Nessuno racconta la cattiva strada come fa Japrisot

Andrea Caterini

In Italia Sébastien Japrisot (1931-2003) è uno scrittore quasi sconosciuto. Al suo nome è legato un romanzo la cui ultima edizione risale al 2005, Una lunga domenica di passioni, storia d'amore e di guerra da cui è stato tratto anche un film con lo stesso titolo. Japrisot è stato uno scrittore che ha alternato l'attività cinematografica, lavorando come sceneggiatore e come regista, con quella letteraria, costruendosi una carriera da traduttore e da giallista,  negli anni Sessanta Feltrinelli ha pubblicato diversi suoi libri, tra cui Trappola per Cenerentola e La signora dell'auto con gli occhiali e il fucile. Ma i suoi gialli, come dichiarò in un'intervista, tendono sempre al romanzo psicologico, interessato com'era più agli eventi che sopraffanno i personaggi che agli omicidi da risolvere. E sono proprio quegli eventi inaspettati, travolgenti il nucleo del suo primo romanzo, La cattiva strada (Adelphi, traduzione di Simona Mambrini, pagg. 220, euro 18).

Quando sentiamo parlare di giovani scrittori (che magari hanno quarant'anni) spacciati come nuovi talenti di cui presto sentiremo grandi cose, dovremmo sempre tenere a mente che nella storia della letteratura c'è stato chi, a diciassette, diciotto anni, ha scritto capolavori: Rimbaud, certo, e, per dirne un altro, Alberto Moravia (che a diciassette anni aveva già scritto Gli indifferenti, che anticipa tutta una letteratura esistenzialista). La stessa cosa è accaduta a Japrisot che, scrivendo La cattiva strada (pubblicato in Francia nel 1950), mostrava una consapevolezza dei suoi strumenti fuori dal comune per un diciottenne.
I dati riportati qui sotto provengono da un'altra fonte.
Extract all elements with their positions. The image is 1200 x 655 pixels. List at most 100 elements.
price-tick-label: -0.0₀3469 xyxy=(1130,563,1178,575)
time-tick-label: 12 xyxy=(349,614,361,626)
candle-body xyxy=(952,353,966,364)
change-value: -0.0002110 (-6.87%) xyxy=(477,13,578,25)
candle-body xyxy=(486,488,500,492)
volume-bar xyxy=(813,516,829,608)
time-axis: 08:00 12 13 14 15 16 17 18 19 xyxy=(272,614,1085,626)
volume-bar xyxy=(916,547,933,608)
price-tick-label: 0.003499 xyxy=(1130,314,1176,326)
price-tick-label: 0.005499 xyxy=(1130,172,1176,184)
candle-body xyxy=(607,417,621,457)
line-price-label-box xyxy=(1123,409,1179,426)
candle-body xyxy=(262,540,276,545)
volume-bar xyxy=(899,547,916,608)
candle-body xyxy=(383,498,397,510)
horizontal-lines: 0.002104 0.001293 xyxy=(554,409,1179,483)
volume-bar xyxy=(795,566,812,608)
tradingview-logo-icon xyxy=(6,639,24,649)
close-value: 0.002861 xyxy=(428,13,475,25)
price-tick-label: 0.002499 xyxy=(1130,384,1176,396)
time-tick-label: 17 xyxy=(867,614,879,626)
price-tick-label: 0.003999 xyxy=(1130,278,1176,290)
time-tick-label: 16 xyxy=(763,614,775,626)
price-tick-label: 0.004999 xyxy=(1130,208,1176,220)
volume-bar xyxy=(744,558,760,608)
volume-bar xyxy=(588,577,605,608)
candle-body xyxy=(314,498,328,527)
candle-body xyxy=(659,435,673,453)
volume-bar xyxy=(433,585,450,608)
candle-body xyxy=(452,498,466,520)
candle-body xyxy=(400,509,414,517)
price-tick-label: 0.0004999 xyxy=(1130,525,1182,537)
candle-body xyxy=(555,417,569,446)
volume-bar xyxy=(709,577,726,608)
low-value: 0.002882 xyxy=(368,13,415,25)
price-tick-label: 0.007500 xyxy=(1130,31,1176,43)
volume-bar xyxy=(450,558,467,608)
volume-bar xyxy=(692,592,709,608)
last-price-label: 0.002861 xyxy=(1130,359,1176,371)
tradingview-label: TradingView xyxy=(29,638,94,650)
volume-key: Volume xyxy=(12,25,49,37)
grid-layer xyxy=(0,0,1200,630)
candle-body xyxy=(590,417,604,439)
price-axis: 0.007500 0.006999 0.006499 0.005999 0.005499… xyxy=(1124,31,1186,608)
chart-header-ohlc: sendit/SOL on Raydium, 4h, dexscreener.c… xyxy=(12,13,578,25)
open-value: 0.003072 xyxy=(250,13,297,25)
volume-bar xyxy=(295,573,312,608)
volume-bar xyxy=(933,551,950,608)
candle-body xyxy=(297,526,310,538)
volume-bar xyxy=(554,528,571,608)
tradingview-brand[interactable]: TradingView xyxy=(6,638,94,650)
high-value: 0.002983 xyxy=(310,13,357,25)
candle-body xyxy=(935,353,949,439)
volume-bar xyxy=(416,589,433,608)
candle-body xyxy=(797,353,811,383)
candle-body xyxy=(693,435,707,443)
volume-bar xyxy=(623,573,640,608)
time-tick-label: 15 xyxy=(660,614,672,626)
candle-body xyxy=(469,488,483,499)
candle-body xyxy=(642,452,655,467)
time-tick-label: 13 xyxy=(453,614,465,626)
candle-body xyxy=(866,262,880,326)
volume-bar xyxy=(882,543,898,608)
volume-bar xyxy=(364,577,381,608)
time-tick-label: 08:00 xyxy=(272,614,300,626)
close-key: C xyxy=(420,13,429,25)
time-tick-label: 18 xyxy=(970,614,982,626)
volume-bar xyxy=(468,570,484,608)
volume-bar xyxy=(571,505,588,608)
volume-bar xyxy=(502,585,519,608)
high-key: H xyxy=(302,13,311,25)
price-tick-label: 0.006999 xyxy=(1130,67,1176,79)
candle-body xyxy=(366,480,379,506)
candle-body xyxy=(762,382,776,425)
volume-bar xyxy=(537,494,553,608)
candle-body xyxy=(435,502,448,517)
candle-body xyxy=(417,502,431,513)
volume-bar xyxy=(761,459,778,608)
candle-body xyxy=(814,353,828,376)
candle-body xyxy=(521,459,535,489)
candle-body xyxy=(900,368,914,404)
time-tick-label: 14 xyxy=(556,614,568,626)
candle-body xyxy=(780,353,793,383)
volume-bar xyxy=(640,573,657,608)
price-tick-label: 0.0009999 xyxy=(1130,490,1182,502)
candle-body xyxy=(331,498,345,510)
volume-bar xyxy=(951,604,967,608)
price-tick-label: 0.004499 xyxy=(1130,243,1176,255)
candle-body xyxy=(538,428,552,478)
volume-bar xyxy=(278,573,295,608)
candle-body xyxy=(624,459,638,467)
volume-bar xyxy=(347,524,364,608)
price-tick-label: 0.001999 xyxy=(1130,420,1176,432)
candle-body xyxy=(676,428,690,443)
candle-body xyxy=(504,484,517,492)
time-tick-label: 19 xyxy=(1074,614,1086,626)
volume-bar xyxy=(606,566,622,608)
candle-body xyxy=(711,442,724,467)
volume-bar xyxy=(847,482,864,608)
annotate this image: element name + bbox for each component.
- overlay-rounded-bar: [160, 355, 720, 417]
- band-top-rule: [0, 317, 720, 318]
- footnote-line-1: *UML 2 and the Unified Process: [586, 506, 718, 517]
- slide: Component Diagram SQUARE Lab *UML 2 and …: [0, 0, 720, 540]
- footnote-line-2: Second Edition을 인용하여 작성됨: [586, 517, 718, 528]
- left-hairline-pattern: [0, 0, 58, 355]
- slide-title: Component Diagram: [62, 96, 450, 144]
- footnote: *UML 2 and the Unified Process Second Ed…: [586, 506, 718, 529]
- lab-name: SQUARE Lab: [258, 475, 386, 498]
Se in patria il romanzo fu ignorato, nonostante un lettore d'eccezione come Roger Nimier, che ne riconobbe subito il talento, negli Stati Uniti, dove venne immediatamente tradotto, ebbe un successo clamoroso. Solo molti anni dopo la sua prima comparsa, nel 1966, il libro venne apprezzato anche in Francia, aggiudicandosi il Prix de l'Unanimité.

La storia del libro è presto detta. Un adolescente di quattordici anni, Denis, e una ragazza di ventisei, Claude, si innamorano perdutamente. La differenza d'età è certo un grosso problema (anche legale), ma non il maggiore, perché oltretutto lei è una suora. Quello che vivono entrambi per la prima volta li travolge. Leggendo ci si domanda cosa significa esattamente questo rapporto che la famiglia di lui, l'ordine ecclesiastico, le persone del paese in cui a un certo punto fuggono insieme, insomma tutti trovano riprovevole. La risposta potrebbe essere questa: che l'amore spezza ogni ordine costituito, ogni regola, ogni precetto. Credo però che ci sia dentro qualcosa di più profondo che intuisce Japrisot. La madre superiora a un certo punto dice a Claude: «Che Dio la perdoni».

La risposta della ragazza è fulminante: «Mi ha già perdonato». In queste due battute leggiamo la tensione contenuta in tutto il libro. Dio non nega la vita, per questo Claude, e con lei Denis, comprendono che vivere veramente è sapersi liberare da ogni senso di colpa.